Dairy giant Dale Farm suffers profits slump: Drop blamed on strong pound and tight margins
Dairy giant Dale Farm and parent company United Dairy Farmers have suffered a 50% slump in profits — blamed on tighter margins and the strength of the pound over the euro.
Dale Farm — along with its parent company United Dairy Farmers — saw turnover fall slightly to £421m.
And the entire group's operating profit fell by around 50% to £3.55m, which was blamed on “depressed market returns... made worse by adverse exchange rates with the pound gathering strength versus the euro”.
But on the upside, Dale Farm itself saw a 10% boost in turnover — rising to £320m for the year ending March 2015.
And David Dobbin, Dale Farm’s group chief executive said the “volatility in dairy markets and milk prices reinforces the rationale behind our strategy to grow in added value consumer products and thus deliver a more competitive and stable milk price to our farmers”.

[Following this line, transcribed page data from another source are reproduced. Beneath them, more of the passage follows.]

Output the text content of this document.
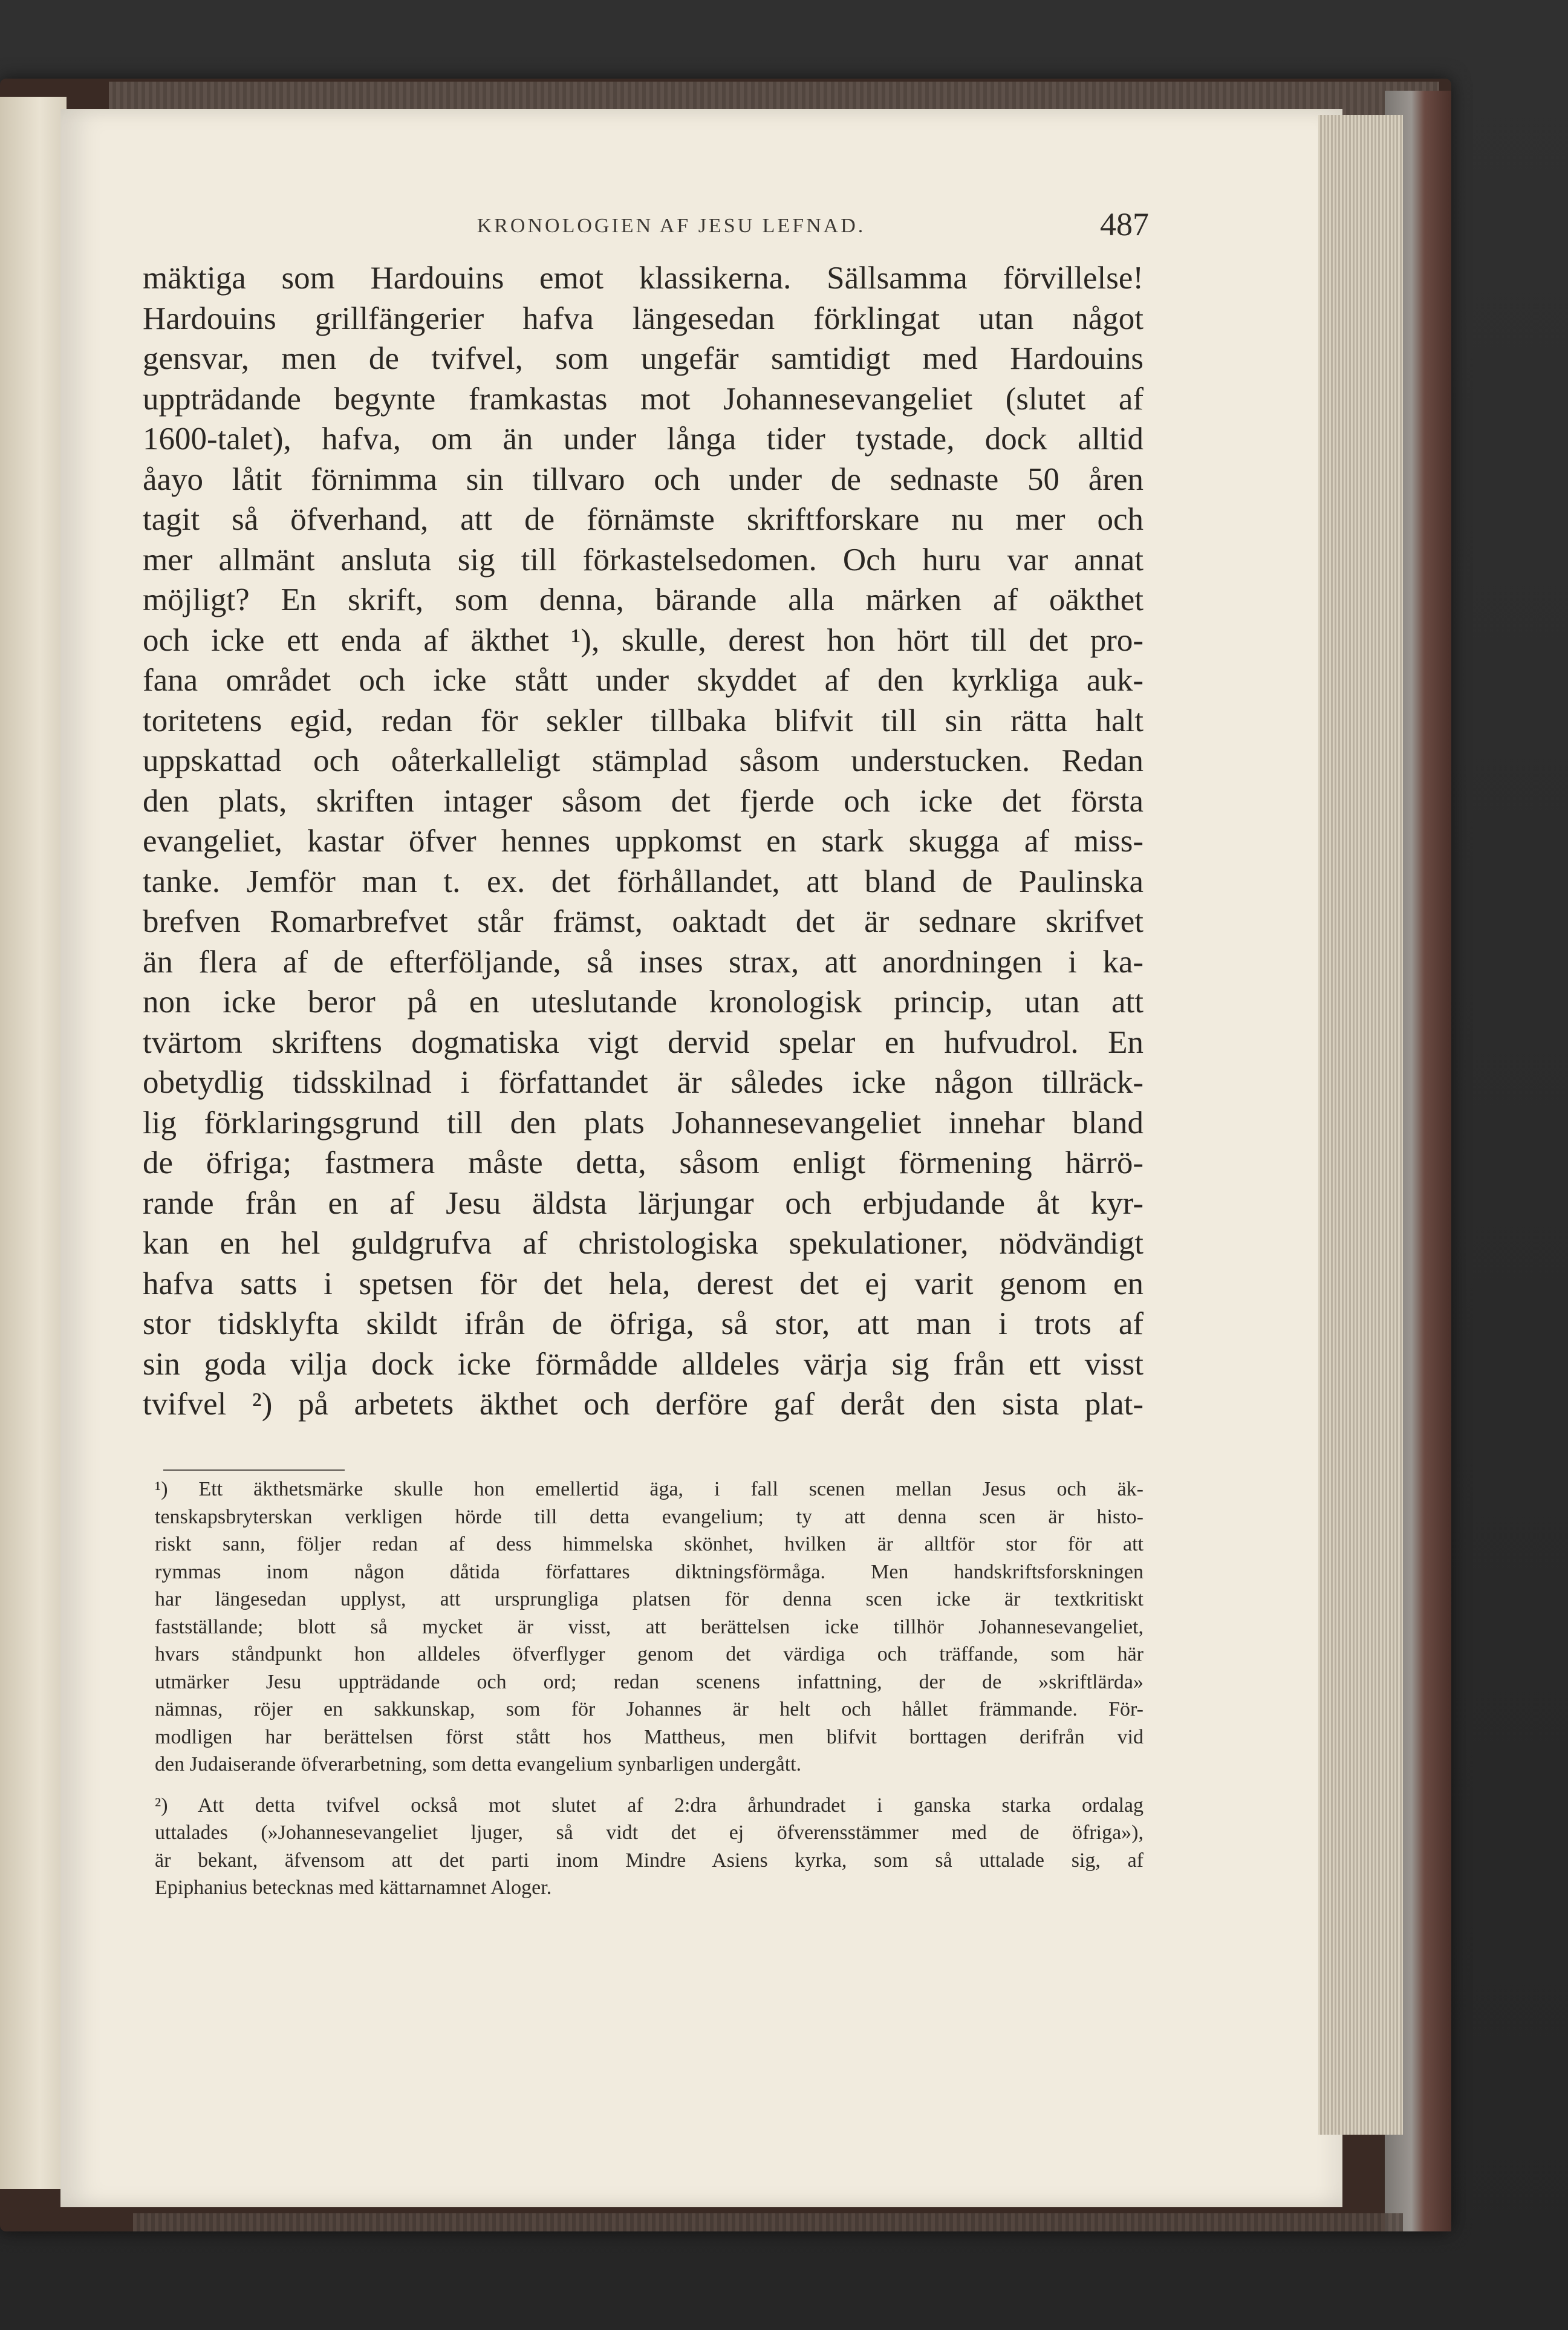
KRONOLOGIEN AF JESU LEFNAD.	487
mäktiga som Hardouins emot klassikerna. Sällsamma förvillelse!
Hardouins grillfängerier hafva längesedan förklingat utan något
gensvar, men de tvifvel, som ungefär samtidigt med Hardouins
uppträdande begynte framkastas mot Johannesevangeliet (slutet af
1600-talet), hafva, om än under långa tider tystade, dock alltid
åayo låtit förnimma sin tillvaro och under de sednaste 50 åren
tagit så öfverhand, att de förnämste skriftforskare nu mer och
mer allmänt ansluta sig till förkastelsedomen. Och huru var annat
möjligt? En skrift, som denna, bärande alla märken af oäkthet
och icke ett enda af äkthet ¹), skulle, derest hon hört till det pro-
fana området och icke stått under skyddet af den kyrkliga auk-
toritetens egid, redan för sekler tillbaka blifvit till sin rätta halt
uppskattad och oåterkalleligt stämplad såsom understucken. Redan
den plats, skriften intager såsom det fjerde och icke det första
evangeliet, kastar öfver hennes uppkomst en stark skugga af miss-
tanke. Jemför man t. ex. det förhållandet, att bland de Paulinska
brefven Romarbrefvet står främst, oaktadt det är sednare skrifvet
än flera af de efterföljande, så inses strax, att anordningen i ka-
non icke beror på en uteslutande kronologisk princip, utan att
tvärtom skriftens dogmatiska vigt dervid spelar en hufvudrol. En
obetydlig tidsskilnad i författandet är således icke någon tillräck-
lig förklaringsgrund till den plats Johannesevangeliet innehar bland
de öfriga; fastmera måste detta, såsom enligt förmening härrö-
rande från en af Jesu äldsta lärjungar och erbjudande åt kyr-
kan en hel guldgrufva af christologiska spekulationer, nödvändigt
hafva satts i spetsen för det hela, derest det ej varit genom en
stor tidsklyfta skildt ifrån de öfriga, så stor, att man i trots af
sin goda vilja dock icke förmådde alldeles värja sig från ett visst
tvifvel ²) på arbetets äkthet och derföre gaf deråt den sista plat-
¹) Ett äkthetsmärke skulle hon emellertid äga, i fall scenen mellan Jesus och äk-
tenskapsbryterskan verkligen hörde till detta evangelium; ty att denna scen är histo-
riskt sann, följer redan af dess himmelska skönhet, hvilken är alltför stor för att
rymmas inom någon dåtida författares diktningsförmåga. Men handskriftsforskningen
har längesedan upplyst, att ursprungliga platsen för denna scen icke är textkritiskt
fastställande; blott så mycket är visst, att berättelsen icke tillhör Johannesevangeliet,
hvars ståndpunkt hon alldeles öfverflyger genom det värdiga och träffande, som här
utmärker Jesu uppträdande och ord; redan scenens infattning, der de »skriftlärda»
nämnas, röjer en sakkunskap, som för Johannes är helt och hållet främmande. För-
modligen har berättelsen först stått hos Mattheus, men blifvit borttagen derifrån vid
den Judaiserande öfverarbetning, som detta evangelium synbarligen undergått.
²) Att detta tvifvel också mot slutet af 2:dra århundradet i ganska starka ordalag
uttalades (»Johannesevangeliet ljuger, så vidt det ej öfverensstämmer med de öfriga»),
är bekant, äfvensom att det parti inom Mindre Asiens kyrka, som så uttalade sig, af
Epiphanius betecknas med kättarnamnet Aloger.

“Dale Farm delivered another year of strong growth however profits were hit by depressed market returns and adverse movements in exchange rates, with the pound gaining significantly in strength versus the euro.
“The outlook for the current year remains difficult with dairy markets continuing to decline as the result of the ongoing global oversupply situation exacerbated by the ending EU dairy quotas in April 2015 which has led to increased output.”
“At the end of March 2015, United reached agreement with the NILGOSC pension scheme to withdraw from the scheme and cap its liabilities eliminating any future risk exposure. This resulted in a one off exceptional net book charge of £1.9m.
During the year, farm gate milk prices “roller-coasted”, according to the firm — starting the year at a high of 32.4p per litre and finishing at 21.4p.
The group said “this reflected a collapse in dairy markets driven by global overproduction in milk, weaker demand from China and a Russian ban on imports of EU dairy produce”.